Abstract

The structure of tree canopies affects turbulence in the atmospheric boundary layer, and light attenuation, reflection and emission from forested areas. Through these effects, canopy structure interacts with fluxes of heat, water, CO2, and volatile organic compounds, and affects patterns of soil moisture and ecosystem dynamics. The effects of canopy structure on the atmosphere are hard to measure and can be studied efficiently with large-eddy simulations. Remote sensing images that can be interpreted for biophysical properties are prone to errors due to effects of canopy structure, such as shading. However, the detailed 3-D canopy structure throughout a large spatial domain (up to several km2) is rarely available.We introduce a new method, namely the virtual canopy generator (V-CaGe), to construct finely detailed, 3-D, virtual forest canopies for use in remote sensing, and atmospheric and other environmental models.

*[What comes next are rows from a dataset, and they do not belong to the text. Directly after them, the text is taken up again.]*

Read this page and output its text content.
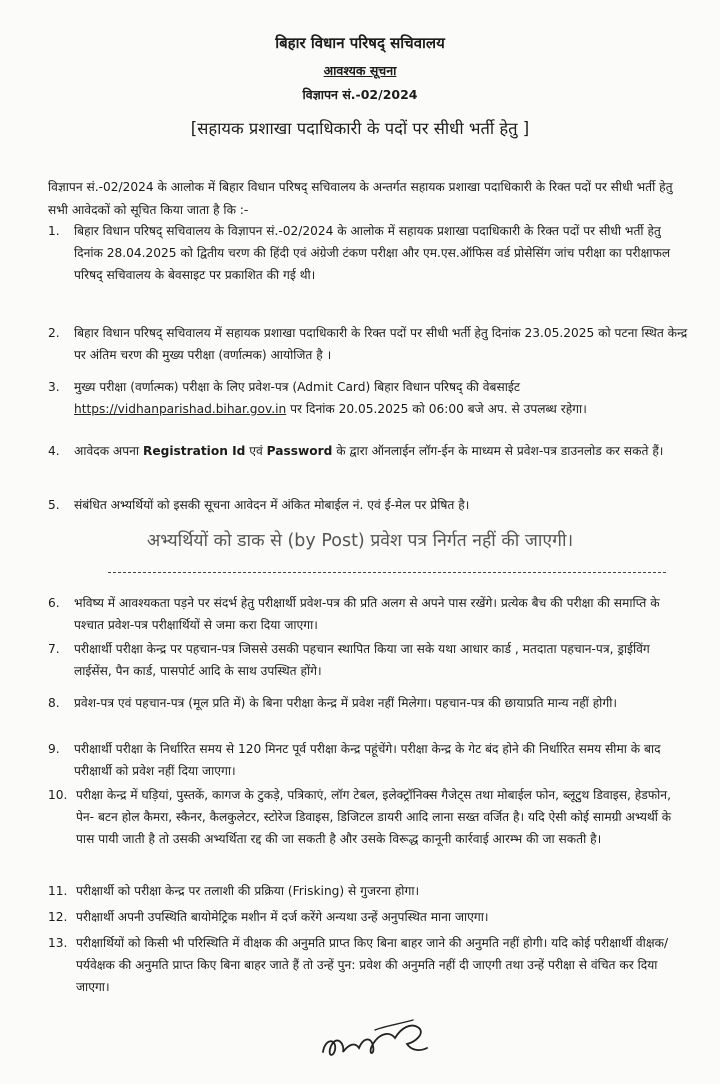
बिहार विधान परिषद् सचिवालय
आवश्यक सूचना
विज्ञापन सं.-02/2024
[सहायक प्रशाखा पदाधिकारी के पदों पर सीधी भर्ती हेतु ]
विज्ञापन सं.-02/2024 के आलोक में बिहार विधान परिषद् सचिवालय के अन्तर्गत सहायक प्रशाखा पदाधिकारी के रिक्त पदों पर सीधी भर्ती हेतु सभी आवेदकों को सूचित किया जाता है कि :-
1.	बिहार विधान परिषद् सचिवालय के विज्ञापन सं.-02/2024 के आलोक में सहायक प्रशाखा पदाधिकारी के रिक्त पदों पर सीधी भर्ती हेतु दिनांक 28.04.2025 को द्वितीय चरण की हिंदी एवं अंग्रेजी टंकण परीक्षा और एम.एस.ऑफिस वर्ड प्रोसेसिंग जांच परीक्षा का परीक्षाफल परिषद् सचिवालय के बेवसाइट पर प्रकाशित की गई थी।
2.	बिहार विधान परिषद् सचिवालय में सहायक प्रशाखा पदाधिकारी के रिक्त पदों पर सीधी भर्ती हेतु दिनांक 23.05.2025 को पटना स्थित केन्द्र पर अंतिम चरण की मुख्य परीक्षा (वर्णात्मक) आयोजित है ।
3.	मुख्य परीक्षा (वर्णात्मक) परीक्षा के लिए प्रवेश-पत्र (Admit Card) बिहार विधान परिषद् की वेबसाईट https://vidhanparishad.bihar.gov.in पर दिनांक 20.05.2025 को 06:00 बजे अप. से उपलब्ध रहेगा।
4.	आवेदक अपना Registration Id एवं Password के द्वारा ऑनलाईन लॉग-ईन के माध्यम से प्रवेश-पत्र डाउनलोड कर सकते हैं।
5.	संबंधित अभ्यर्थियों को इसकी सूचना आवेदन में अंकित मोबाईल नं. एवं ई-मेल पर प्रेषित है।
अभ्यर्थियों को डाक से (by Post) प्रवेश पत्र निर्गत नहीं की जाएगी।
6.	भविष्य में आवश्यकता पड़ने पर संदर्भ हेतु परीक्षार्थी प्रवेश-पत्र की प्रति अलग से अपने पास रखेंगे। प्रत्येक बैच की परीक्षा की समाप्ति के पश्चात प्रवेश-पत्र परीक्षार्थियों से जमा करा दिया जाएगा।
7.	परीक्षार्थी परीक्षा केन्द्र पर पहचान-पत्र जिससे उसकी पहचान स्थापित किया जा सके यथा आधार कार्ड , मतदाता पहचान-पत्र, ड्राईविंग लाईसेंस, पैन कार्ड, पासपोर्ट आदि के साथ उपस्थित होंगे।
8.	प्रवेश-पत्र एवं पहचान-पत्र (मूल प्रति में) के बिना परीक्षा केन्द्र में प्रवेश नहीं मिलेगा। पहचान-पत्र की छायाप्रति मान्य नहीं होगी।
9.	परीक्षार्थी परीक्षा के निर्धारित समय से 120 मिनट पूर्व परीक्षा केन्द्र पहूंचेंगे। परीक्षा केन्द्र के गेट बंद होने की निर्धारित समय सीमा के बाद परीक्षार्थी को प्रवेश नहीं दिया जाएगा।
10. परीक्षा केन्द्र में घड़ियां, पुस्तकें, कागज के टुकड़े, पत्रिकाएं, लॉग टेबल, इलेक्ट्रॉनिक्स गैजेट्स तथा मोबाईल फोन, ब्लूटुथ डिवाइस, हेडफोन, पेन- बटन होल कैमरा, स्कैनर, कैलकुलेटर, स्टोरेज डिवाइस, डिजिटल डायरी आदि लाना सख्त वर्जित है। यदि ऐसी कोई सामग्री अभ्यर्थी के पास पायी जाती है तो उसकी अभ्यर्थिता रद्द की जा सकती है और उसके विरूद्ध कानूनी कार्रवाई आरम्भ की जा सकती है।
11. परीक्षार्थी को परीक्षा केन्द्र पर तलाशी की प्रक्रिया (Frisking) से गुजरना होगा।
12. परीक्षार्थी अपनी उपस्थिति बायोमेट्रिक मशीन में दर्ज करेंगे अन्यथा उन्हें अनुपस्थित माना जाएगा।
13. परीक्षार्थियों को किसी भी परिस्थिति में वीक्षक की अनुमति प्राप्त किए बिना बाहर जाने की अनुमति नहीं होगी। यदि कोई परीक्षार्थी वीक्षक/पर्यवेक्षक की अनुमति प्राप्त किए बिना बाहर जाते हैं तो उन्हें पुन: प्रवेश की अनुमति नहीं दी जाएगी तथा उन्हें परीक्षा से वंचित कर दिया जाएगा।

These virtual canopies are based on commonly observed mean and variance of biophysical forest properties, and a map (or a remotely-sensed image) of leaf area, or canopy heights, of a canopy subdomain. The canopies are constructed by inverse 2-D Fouriertransform of the observed spatial autocorrelation function and a random phase. The resulting field is expanded to 3-D by using empirical allometric profiles. We demonstrate that the V-CaGe can generate realistic simulation domains.